Il est un point qui montre bien l'urgence qu'il y a à accélérer la transition, à savoir le fait que la population française augmente – nous sommes l'un des rares pays européens dans ce cas – alors les surfaces agricoles reculent d'environ 70 000 hectares par an et que les rendements agricoles stagnent. Face à cette équation paraissant insoluble, seules deux réponses sont possibles : il faut soit importer plus, soit adapter le régime alimentaire.
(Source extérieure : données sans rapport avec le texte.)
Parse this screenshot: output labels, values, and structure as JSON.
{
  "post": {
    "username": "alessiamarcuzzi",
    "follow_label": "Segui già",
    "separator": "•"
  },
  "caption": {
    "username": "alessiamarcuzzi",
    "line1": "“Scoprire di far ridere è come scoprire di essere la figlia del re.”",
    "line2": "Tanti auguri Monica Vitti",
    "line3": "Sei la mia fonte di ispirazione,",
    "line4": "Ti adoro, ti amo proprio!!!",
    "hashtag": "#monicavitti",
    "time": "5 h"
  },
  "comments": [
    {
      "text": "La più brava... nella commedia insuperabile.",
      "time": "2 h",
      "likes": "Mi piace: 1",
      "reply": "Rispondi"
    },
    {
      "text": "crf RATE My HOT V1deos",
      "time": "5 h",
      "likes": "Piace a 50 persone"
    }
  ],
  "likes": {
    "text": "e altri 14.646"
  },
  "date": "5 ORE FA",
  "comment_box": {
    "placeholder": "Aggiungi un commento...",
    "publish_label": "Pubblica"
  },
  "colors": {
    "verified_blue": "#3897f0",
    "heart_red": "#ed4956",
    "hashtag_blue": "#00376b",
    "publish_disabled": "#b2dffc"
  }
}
Pour notre part, nous avons écarté la première solution au profit de la seconde, qui implique un changement des pratiques agricoles. Nous en profiterons pour réduire, par exemple, les importations de soja en provenance d'Amérique du Sud, et pour mettre en place des systèmes plus autonomes, permettant la production locale de protéines destinées à l'élevage ou basées sur une alimentation des ruminants recentrée sur le broutage de l'herbe – alors qu'aujourd'hui, on a tendance à gaver les animaux de céréales et de soja.
Les politiques semblent avoir du mal à comprendre que la surface de terres agricoles de la France n'est pas illimitée. En réalité, si on part du principe qu'il faut 4 000 mètres carrés pour nourrir un seul Français, du fait de l'augmentation de la population et de la réduction des terres agricoles, nous perdons chaque année de quoi nourrir 400 000 personnes – et ce déficit ne cessera de se creuser si nous ne changeons pas de régime : en dix ans, nous pourrions ainsi perdre la capacité de nourrir 4 millions de personnes…
Notre scénario prospectif montre que la transition est possible. Cela dit, sa mise en oeuvre implique la mobilisation de tous les acteurs concernés ; or, en matière d'alimentation, il n'est pas question d'imposer, dans un pays ayant comme le nôtre une certaine réputation sur le plan gastronomique, une assiette qui ne conviendrait pas à tout le monde. Nous devons veiller à conserver une approche systémique, et à faire en sorte de mobiliser tous les acteurs simultanément : si l'un d'eux fait défaut, qu'il s'agisse des producteurs, des industriels ou des consommateurs, cela ne marchera pas.
En matière de santé publique, les recherches menées par l'Agence nationale de sécurité sanitaire de l'alimentation, de l'environnement et du travail (ANSES) et par le professeur Hercberg, qui a conduit de nombreux projets pour le Haut Conseil de la santé publique (HCSP), sont tournées essentiellement vers l'aspect « santé ». Quand l'ANSES affirme qu'il faut consommer des produits végétaux non contaminés par les pesticides, c'est en raison de l'impact de la consommation de pesticides sur la santé – en particulier pour les femmes enceintes –, et non en raison des conséquences négatives sur la biodiversité. Pour notre part, nous préconisons une intégration des politiques. Ainsi, il faudrait que le PNNS intègre non seulement des objectifs de santé publique, mais aussi ceux de la stratégie nationale bas carbone, incluant la réduction des gaz à effet de serre : dans ce cas, les recommandations de l'ANSES en termes de réduction de la consommation de viande pourraient aller plus loin que les recommandations actuelles.
En résumé, il faut avoir une vision systémique permettant d'intégrer tous les enjeux au sein d'une même problématique, de croiser les politiques et surtout de déverrouiller le système.